Meta’s Llama 4 ended up being one of the biggest flops in the AI space last year, but that hadn’t been immediately apparent from the benchmarks that had been released alongside the model. But former Meta Chief Scientist Yann LeCun has some insight into why that was the case.
Yann LeCun has revealed that Meta “fudged” Llama 4’s benchmarks “a little bit” when it announced the model. LeCun told FT in an interview that the team — one that he wasn’t leading — used different versions of the model for different benchmarks to get better results. He added that once this came to light, CEO Mark Zuckerberg decided to sideline people and teams that had been responsible for the subterfuge.

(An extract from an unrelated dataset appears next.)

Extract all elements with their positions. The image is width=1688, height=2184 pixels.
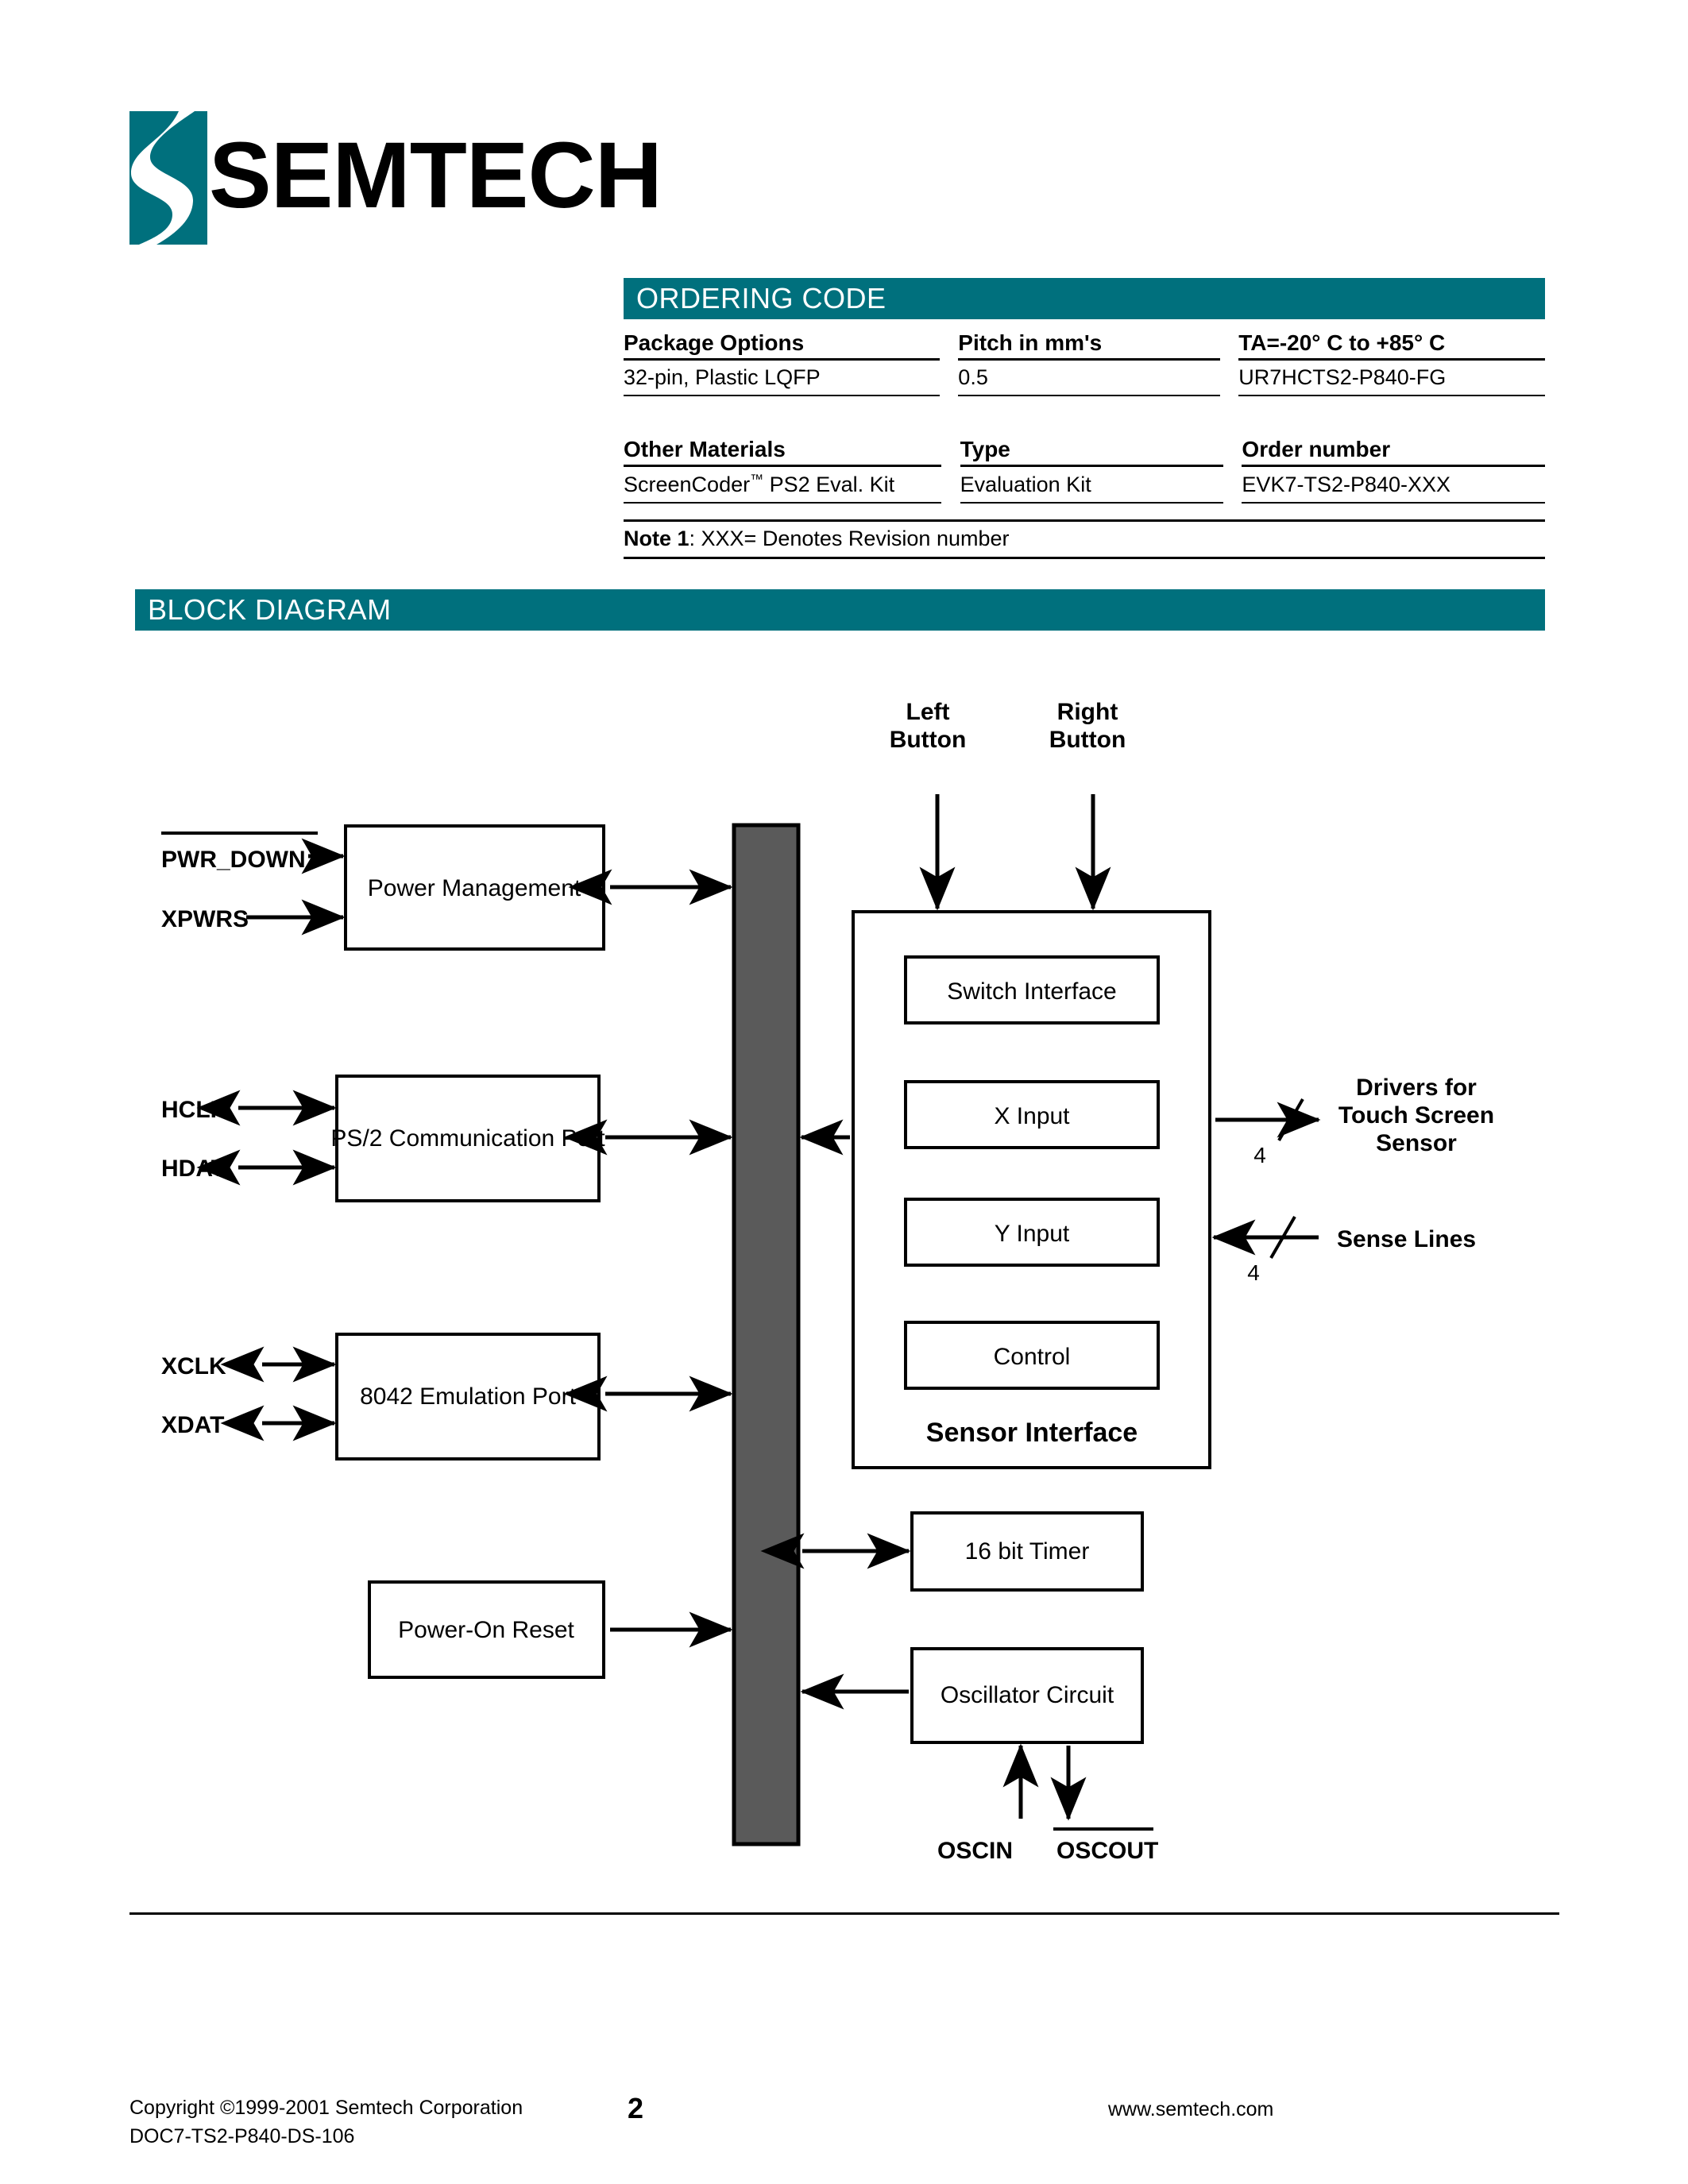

“Mark was really upset and basically lost confidence in everyone who was involved in this. And so basically sidelined the entire GenAI organization. A lot of people have left, a lot of people who haven’t yet left will leave,” LeCun said.
Using different versions of a model for different benchmarks is a way to make a model appear more capable than it is. Models can be fine-tuned for different use cases, and Meta’s team likely fine-tuned them for different benchmarks, and then reported results for each. This would’ve made the benchmark results look impressive, but users who used the model would be underwhelmed with its performance, given how they’d be using just one version and not one that was optimized for their particular tasks.

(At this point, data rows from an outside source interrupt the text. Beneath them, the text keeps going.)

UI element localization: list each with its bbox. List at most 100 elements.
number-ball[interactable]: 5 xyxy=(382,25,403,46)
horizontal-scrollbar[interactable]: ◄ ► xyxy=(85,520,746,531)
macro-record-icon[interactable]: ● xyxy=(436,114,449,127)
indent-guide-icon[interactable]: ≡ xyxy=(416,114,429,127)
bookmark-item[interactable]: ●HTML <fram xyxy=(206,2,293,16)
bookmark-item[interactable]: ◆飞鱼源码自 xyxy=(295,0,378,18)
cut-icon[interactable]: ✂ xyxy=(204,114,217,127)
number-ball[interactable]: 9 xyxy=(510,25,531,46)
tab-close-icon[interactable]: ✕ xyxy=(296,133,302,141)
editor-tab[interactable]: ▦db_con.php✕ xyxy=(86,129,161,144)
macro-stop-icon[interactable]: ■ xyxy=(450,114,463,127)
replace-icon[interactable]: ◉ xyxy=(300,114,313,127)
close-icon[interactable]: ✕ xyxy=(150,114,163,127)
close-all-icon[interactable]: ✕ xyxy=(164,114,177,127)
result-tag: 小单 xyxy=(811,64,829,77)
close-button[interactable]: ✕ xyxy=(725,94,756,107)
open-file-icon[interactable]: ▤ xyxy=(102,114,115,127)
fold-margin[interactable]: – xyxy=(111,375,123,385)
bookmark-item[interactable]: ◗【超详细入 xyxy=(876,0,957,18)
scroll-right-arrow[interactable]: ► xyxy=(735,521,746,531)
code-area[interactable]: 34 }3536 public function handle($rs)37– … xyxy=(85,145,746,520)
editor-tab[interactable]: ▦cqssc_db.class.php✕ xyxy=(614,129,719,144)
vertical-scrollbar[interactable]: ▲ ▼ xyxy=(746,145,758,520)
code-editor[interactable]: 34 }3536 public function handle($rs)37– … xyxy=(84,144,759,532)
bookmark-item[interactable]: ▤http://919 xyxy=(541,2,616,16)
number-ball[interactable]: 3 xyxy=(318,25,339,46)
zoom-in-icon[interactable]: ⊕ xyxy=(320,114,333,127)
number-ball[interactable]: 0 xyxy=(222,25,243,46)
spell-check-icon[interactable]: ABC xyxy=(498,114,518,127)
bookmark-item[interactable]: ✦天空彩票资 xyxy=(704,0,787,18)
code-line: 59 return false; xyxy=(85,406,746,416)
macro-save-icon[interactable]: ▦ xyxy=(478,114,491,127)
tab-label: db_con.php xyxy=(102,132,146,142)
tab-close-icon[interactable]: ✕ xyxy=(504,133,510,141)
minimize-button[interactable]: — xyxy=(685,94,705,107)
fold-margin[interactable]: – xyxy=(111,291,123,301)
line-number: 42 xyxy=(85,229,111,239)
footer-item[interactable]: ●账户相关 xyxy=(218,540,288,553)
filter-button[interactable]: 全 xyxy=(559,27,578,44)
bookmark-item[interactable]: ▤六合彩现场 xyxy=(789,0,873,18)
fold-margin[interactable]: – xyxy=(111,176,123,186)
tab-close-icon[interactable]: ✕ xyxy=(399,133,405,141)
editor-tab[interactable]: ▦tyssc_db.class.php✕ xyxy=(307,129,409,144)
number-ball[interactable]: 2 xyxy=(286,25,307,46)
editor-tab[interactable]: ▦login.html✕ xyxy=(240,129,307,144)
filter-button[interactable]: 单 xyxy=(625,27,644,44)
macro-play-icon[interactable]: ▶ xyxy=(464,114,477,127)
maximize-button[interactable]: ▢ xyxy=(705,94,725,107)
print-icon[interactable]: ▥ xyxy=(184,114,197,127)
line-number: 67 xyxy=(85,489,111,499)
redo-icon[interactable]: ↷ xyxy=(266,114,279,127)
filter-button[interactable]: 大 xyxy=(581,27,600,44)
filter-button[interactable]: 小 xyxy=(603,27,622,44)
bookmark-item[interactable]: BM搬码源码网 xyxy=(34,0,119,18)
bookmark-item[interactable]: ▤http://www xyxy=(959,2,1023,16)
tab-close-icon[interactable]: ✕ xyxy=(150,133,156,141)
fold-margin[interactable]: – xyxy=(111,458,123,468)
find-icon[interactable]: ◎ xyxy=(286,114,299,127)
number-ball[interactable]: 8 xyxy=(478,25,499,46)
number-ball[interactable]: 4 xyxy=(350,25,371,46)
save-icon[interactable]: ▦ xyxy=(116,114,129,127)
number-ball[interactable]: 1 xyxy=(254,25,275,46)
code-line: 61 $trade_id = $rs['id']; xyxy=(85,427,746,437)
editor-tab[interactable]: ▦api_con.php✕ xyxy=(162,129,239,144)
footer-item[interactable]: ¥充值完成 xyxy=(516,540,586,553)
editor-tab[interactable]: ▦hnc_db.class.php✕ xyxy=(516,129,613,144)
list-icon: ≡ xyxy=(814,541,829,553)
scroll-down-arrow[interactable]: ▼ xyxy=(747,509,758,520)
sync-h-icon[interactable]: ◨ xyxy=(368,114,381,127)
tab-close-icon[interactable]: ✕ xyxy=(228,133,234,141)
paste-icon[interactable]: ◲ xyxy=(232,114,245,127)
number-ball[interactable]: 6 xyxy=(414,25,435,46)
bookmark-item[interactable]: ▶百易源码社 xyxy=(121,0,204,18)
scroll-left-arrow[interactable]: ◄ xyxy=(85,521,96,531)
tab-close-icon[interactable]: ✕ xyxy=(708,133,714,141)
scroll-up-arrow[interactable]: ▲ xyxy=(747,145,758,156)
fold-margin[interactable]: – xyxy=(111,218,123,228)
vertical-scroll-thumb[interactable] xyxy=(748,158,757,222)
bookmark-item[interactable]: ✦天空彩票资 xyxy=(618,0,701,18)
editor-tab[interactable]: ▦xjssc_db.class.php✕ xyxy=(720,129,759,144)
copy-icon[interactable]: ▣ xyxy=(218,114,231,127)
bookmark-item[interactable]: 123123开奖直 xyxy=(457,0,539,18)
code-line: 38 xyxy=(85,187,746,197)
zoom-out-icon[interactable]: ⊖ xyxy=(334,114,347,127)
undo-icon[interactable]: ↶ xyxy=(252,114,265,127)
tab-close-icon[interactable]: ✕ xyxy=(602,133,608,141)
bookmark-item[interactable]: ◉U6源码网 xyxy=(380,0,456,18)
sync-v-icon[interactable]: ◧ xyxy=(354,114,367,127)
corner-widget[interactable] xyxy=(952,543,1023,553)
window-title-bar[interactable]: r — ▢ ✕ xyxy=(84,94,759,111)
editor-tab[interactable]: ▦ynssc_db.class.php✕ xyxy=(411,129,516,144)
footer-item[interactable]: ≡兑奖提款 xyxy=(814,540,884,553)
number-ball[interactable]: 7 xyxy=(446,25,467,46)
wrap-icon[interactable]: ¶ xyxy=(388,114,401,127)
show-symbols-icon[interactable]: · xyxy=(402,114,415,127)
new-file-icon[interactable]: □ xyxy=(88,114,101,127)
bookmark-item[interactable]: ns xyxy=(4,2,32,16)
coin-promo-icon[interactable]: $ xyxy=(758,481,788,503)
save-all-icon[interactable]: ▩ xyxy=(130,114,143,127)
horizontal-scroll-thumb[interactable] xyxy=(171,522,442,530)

LeCun’s revelation also explains events that followed Llama 4’s botched release. Once it was established by the user community that Llama 4 wasn’t what it claimed to be in the benchmarks, Meta didn’t announce or release a follow-up model. Instead, Meta acquired Scale AI and made its CEO Alexandr Wang the head of its AI efforts. Wang set about building a new AI team, poaching away top researchers from rival labs like OpenAI. Meta simultaneously laid off 600 engineers and researchers, many from its GenAI organization. And while Meta hasn’t yet released a major model since Llama 4, the gaming of benchmarks seems to have set about of series of events that has led to the complete overhaul of Meta’s AI operations.